Question

Let \( a_1, a_2, a_3, \ldots \) be in G.P. If \( a_1 \cdot a_2 \cdot a_3 = 64 \) and \( a_1 \cdot a_2 \cdot a_3 \cdot a_4 \cdot a_5 = 32 \), then common ratio is

• A. \( \frac{1}{3} \)
• B. \( \frac{1}{8} \)
• C. \( \frac{1}{6} \)
• D. \( \frac{1}{2} \)
• E. \( \frac{1}{4} \)

Hint:

When products of G.P. terms are given, convert them into powers of \(a\) and \(r\), then divide equations.

Answer 1

The Correct Option is D

Step 1: Understanding the Concept:
This problem uses a key property of Geometric Progressions: the product of terms symmetrically placed about the center is constant. For an odd number of terms, their product is the middle term raised to the power of the number of terms.
Step 2: Key Formula or Approach:
For a G.P. with `2k+1` terms, the product of the terms is `(middle term)^(2k+1)`.
1. Product of the first 3 terms (a\(_1\), a\(_2\), a\(_3\)): The middle term is a\(_2\). Product = (a\(_2\))\(^3\).
2. Product of the first 5 terms (a\(_1\), ..., a\(_5\)): The middle term is a\(_3\).
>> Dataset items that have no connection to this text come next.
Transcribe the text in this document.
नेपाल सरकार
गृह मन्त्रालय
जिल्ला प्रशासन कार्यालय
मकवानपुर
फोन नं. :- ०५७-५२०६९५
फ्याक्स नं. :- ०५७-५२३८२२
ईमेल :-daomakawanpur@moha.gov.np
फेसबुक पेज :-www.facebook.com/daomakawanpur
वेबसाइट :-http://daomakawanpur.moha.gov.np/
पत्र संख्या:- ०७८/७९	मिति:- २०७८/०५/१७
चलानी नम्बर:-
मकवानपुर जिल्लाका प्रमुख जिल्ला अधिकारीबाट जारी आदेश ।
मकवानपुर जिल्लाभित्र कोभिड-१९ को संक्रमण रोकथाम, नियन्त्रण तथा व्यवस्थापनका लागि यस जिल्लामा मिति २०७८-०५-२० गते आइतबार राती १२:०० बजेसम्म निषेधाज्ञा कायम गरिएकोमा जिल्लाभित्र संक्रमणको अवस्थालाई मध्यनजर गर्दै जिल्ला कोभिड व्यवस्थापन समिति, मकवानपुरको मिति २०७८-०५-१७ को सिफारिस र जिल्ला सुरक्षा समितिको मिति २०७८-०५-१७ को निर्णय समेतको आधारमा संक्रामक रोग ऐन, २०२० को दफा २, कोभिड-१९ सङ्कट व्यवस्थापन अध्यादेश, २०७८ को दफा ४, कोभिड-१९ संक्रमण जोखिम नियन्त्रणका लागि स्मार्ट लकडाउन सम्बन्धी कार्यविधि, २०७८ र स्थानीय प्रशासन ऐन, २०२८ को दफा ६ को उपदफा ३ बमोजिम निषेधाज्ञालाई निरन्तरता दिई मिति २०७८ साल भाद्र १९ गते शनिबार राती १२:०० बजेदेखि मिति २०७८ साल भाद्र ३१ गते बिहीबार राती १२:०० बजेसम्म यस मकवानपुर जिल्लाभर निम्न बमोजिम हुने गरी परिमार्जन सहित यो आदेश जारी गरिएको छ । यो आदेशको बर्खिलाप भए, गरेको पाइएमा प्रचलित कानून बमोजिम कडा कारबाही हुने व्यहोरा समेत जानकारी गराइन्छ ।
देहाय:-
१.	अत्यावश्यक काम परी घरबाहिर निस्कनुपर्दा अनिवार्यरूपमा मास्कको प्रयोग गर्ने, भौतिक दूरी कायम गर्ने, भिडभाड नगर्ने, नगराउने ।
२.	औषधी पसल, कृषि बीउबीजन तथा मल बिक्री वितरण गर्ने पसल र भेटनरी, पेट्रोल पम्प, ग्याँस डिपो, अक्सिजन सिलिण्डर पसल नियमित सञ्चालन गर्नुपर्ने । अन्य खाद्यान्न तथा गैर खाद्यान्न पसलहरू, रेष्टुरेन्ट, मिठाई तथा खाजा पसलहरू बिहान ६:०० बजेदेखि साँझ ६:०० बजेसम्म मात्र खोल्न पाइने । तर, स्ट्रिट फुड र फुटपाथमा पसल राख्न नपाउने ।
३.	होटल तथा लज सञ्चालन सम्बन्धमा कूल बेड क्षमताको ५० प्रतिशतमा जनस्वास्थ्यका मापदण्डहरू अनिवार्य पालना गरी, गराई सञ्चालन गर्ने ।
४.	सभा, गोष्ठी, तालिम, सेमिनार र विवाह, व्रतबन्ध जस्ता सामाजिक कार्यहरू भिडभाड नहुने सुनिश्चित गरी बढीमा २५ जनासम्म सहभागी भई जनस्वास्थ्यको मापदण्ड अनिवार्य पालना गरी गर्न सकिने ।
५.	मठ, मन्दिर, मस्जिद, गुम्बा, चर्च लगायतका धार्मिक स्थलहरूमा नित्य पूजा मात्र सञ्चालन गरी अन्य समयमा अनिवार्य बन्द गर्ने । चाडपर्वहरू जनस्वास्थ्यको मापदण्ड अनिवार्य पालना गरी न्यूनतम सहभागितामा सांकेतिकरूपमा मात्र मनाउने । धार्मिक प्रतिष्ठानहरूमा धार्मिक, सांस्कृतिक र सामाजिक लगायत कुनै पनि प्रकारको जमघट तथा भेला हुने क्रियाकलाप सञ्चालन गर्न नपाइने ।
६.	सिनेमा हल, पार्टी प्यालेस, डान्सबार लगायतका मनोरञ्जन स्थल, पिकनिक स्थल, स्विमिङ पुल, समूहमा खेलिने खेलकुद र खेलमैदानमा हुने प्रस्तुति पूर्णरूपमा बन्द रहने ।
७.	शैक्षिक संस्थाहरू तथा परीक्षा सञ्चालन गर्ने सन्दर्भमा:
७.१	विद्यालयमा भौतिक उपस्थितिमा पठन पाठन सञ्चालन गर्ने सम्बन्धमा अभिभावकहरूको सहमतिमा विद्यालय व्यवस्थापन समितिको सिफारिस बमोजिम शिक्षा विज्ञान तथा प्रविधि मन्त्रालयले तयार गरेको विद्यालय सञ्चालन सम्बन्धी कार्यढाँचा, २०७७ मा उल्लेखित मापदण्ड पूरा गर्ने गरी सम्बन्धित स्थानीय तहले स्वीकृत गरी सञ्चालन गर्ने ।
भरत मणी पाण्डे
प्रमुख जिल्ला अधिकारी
Product = (a\(_3\))\(^5\).
The common ratio `r` is given by `r = a_{n} / a_{n-1}`.
Step 3: Detailed Explanation:
From the first condition:
\[ a_1 \cdot a_2 \cdot a_3 = 64 \] Using the property for the product of 3 terms, we have:
\[ (a_2)^3 = 64 = 4^3 \] \[ a_2 = 4 \] From the second condition:
\[ a_1 \cdot a_2 \cdot a_3 \cdot a_4 \cdot a_5 = 32 \] Using the property for the product of 5 terms, we have:
\[ (a_3)^5 = 32 = 2^5 \] \[ a_3 = 2 \] Now we have the second term `a_2 = 4` and the third term `a_3 = 2`. The common ratio `r` can be found by dividing a term by its preceding term:
\[ r = \frac{a_3}{a_2} = \frac{2}{4} = \frac{1}{2} \] Step 4: Final Answer:
The common ratio is 1/2.